Accept no substitutes.

And whatever sunset you find yourself walking in, listen for his voice and when he points in a direction, get going. Leave the details to Abraham's travel agent. He's been doing it a long time.

4 comments on “The Sunsets of Our Lives and Father Abraham”

  1. Your Avrahamic retrospective evoked in me a question that may now be appropriate for me to pose to you. Avraham didn't travel directly in a single stage to his ultimate destination in the land that HaShem intended to show him. He and his extended family spent some amount of time at an interim way-station in Haran where Avraham "made many souls". When Avraham ultimately moved onward with at least some of those souls attached to his household, he left most of the family behind because they remained there, and his only apparent contact with them was to send a servant to them in search of a suitable wife for his son Yitzhak. Still later, his grandson Yakov would also flee there to seek refuge from his angry brother Esav, only returning some 21 years later with two wives, two concubines, a flock of children, and numerous flocks and herds. So my question to you, Stuart, is whether you might envision your final residence in that same land of HaShem's promise, which is now the modern Jewish nation Israel. Now, if you were to "make souls" in New York for a while along the way, and bring some with you to Israel, I think we could still find room for you all. I myself would like to see you happily settled into the Jerusalem area where we might participate in common social activities together occasionally, but maybe your hankering for a New York sort of experience would have you gravitate toward Tel Aviv instead (though its location might seem more reminiscent of LA than NY). So, consider and tell me what you think, about how much will you budge in response to that nudge?

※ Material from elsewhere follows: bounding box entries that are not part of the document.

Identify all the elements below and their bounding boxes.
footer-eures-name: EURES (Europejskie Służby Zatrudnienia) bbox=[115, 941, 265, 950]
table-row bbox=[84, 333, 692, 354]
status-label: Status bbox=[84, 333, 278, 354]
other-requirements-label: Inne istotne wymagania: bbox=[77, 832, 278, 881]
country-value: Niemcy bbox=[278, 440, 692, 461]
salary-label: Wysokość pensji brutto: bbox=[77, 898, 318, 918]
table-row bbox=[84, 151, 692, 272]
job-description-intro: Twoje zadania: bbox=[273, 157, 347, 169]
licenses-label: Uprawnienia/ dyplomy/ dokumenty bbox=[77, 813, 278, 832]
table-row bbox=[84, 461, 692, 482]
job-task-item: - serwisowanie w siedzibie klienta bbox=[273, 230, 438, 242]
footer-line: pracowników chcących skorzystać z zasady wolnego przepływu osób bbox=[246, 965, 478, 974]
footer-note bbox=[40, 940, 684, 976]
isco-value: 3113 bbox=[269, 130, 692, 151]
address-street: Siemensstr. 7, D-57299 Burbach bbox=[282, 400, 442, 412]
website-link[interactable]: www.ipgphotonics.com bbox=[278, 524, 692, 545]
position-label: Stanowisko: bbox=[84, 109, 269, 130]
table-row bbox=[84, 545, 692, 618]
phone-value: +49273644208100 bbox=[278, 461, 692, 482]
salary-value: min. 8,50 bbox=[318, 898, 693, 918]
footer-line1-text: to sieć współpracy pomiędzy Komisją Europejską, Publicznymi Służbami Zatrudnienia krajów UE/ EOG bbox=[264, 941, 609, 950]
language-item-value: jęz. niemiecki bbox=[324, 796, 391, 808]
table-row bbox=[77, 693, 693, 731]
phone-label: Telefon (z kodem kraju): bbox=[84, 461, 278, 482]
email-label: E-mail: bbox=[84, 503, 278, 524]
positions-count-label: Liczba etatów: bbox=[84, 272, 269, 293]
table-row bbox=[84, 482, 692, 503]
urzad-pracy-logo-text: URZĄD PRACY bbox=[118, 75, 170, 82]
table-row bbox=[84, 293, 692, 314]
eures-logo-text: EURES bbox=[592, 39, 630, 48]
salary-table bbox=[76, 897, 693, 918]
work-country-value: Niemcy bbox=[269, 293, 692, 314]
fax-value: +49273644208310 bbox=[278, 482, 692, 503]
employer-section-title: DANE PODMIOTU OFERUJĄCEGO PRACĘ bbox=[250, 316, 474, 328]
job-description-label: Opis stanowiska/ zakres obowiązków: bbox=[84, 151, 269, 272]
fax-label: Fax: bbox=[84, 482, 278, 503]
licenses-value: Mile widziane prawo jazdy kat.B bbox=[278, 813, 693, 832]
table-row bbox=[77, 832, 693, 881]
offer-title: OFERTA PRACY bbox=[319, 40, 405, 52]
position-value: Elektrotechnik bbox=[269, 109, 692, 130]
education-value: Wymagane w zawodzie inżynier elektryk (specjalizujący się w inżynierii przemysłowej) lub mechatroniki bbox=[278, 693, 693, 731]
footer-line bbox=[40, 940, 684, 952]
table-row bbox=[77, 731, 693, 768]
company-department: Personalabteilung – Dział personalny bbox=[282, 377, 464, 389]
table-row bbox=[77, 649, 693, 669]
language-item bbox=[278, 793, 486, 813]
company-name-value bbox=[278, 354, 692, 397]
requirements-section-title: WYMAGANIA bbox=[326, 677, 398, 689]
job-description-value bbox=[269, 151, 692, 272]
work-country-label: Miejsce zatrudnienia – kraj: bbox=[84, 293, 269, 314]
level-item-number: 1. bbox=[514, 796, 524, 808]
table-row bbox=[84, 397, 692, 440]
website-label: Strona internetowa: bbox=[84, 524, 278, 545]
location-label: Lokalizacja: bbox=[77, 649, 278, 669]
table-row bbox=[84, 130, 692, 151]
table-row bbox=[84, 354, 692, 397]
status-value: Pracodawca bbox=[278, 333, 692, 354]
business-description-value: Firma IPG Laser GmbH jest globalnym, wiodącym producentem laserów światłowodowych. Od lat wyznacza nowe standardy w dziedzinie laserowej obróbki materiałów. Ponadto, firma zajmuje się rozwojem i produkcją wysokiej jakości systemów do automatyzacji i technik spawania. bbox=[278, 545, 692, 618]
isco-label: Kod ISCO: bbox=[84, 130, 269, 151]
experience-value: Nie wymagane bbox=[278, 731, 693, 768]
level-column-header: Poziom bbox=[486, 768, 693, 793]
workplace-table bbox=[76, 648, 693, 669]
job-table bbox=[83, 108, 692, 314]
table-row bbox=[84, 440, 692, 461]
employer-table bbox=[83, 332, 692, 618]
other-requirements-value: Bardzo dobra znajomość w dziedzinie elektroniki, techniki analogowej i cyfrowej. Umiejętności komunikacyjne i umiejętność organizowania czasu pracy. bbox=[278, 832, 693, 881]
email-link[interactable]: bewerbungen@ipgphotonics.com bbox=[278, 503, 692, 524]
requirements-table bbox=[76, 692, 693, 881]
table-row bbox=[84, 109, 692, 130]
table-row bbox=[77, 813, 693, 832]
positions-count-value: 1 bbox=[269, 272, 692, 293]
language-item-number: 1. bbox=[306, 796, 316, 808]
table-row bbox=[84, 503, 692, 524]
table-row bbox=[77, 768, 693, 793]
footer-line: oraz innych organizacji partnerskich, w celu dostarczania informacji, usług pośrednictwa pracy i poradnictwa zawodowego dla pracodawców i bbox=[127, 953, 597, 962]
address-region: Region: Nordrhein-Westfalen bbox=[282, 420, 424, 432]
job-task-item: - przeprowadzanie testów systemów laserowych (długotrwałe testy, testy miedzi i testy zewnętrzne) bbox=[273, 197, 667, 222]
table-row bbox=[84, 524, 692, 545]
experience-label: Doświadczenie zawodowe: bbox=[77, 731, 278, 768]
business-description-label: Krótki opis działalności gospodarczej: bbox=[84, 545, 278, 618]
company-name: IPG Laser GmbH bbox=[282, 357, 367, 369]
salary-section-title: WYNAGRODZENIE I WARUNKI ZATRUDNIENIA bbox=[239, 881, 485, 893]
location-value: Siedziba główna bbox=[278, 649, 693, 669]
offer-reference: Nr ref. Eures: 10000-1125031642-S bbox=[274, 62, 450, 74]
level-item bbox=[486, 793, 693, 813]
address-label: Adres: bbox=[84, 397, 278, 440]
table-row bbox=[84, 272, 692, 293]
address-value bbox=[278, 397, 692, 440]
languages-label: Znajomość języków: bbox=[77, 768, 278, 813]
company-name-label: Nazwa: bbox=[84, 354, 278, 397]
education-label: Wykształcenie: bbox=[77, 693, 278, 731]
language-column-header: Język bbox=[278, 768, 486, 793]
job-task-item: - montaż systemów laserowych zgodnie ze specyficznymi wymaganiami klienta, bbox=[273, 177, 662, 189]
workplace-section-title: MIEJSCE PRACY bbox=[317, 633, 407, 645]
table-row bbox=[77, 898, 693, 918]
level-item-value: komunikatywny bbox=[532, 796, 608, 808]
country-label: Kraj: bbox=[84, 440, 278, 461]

    1. Perhaps our only response to God"s calling should be "hineni," following His prompting as much as is shown for now; willing to move onward if further prompted. The key would be in our listening, rather than taking action on our own initiative.

      1. Listening is good, Louis, but obeying is even better. Listening and looking are necessary to determine times and seasons, and the specific performance of obedience. However, obedience and discipleship require greater active initiative. Stuart cited the notion of a "nudge" from HaShem, which implies a degree of subtlety. Regrettably, sometimes what we perceive as a mere subtle nudge is merely the result of our insensitivity to recognize something as unsubtle as a whack from a disciplinary paddle when it has been applied to the seat of our (mis-)understanding. So it may be with written, black-and-white scriptural imperatives that are in actuality clear as clear as can be, and yet we gloss over them, or reinterpret them in ways that lessen their force or apply it only to "somebody else" in a different time or place or circumstance. Somewhat more subtle are things like prophetic implications. Making aliyah at this time in history can be interpreted as within that category -- though it can also be felt as a clarion call to an immutable mandate. The former seems to demand merely consideration. The latter demands initiative and action. Now, as you may note in my prior post, I do make allowance for listening, deliberation, and a progressively-staged response -- but I also suggest that a more challenging goal is not to be ignored. The "hineni" response is not merely: "I'm listening, Lord."; it is also: "I'm at your service and ready to act upon instructions already received and any further elaborations that are imminent.".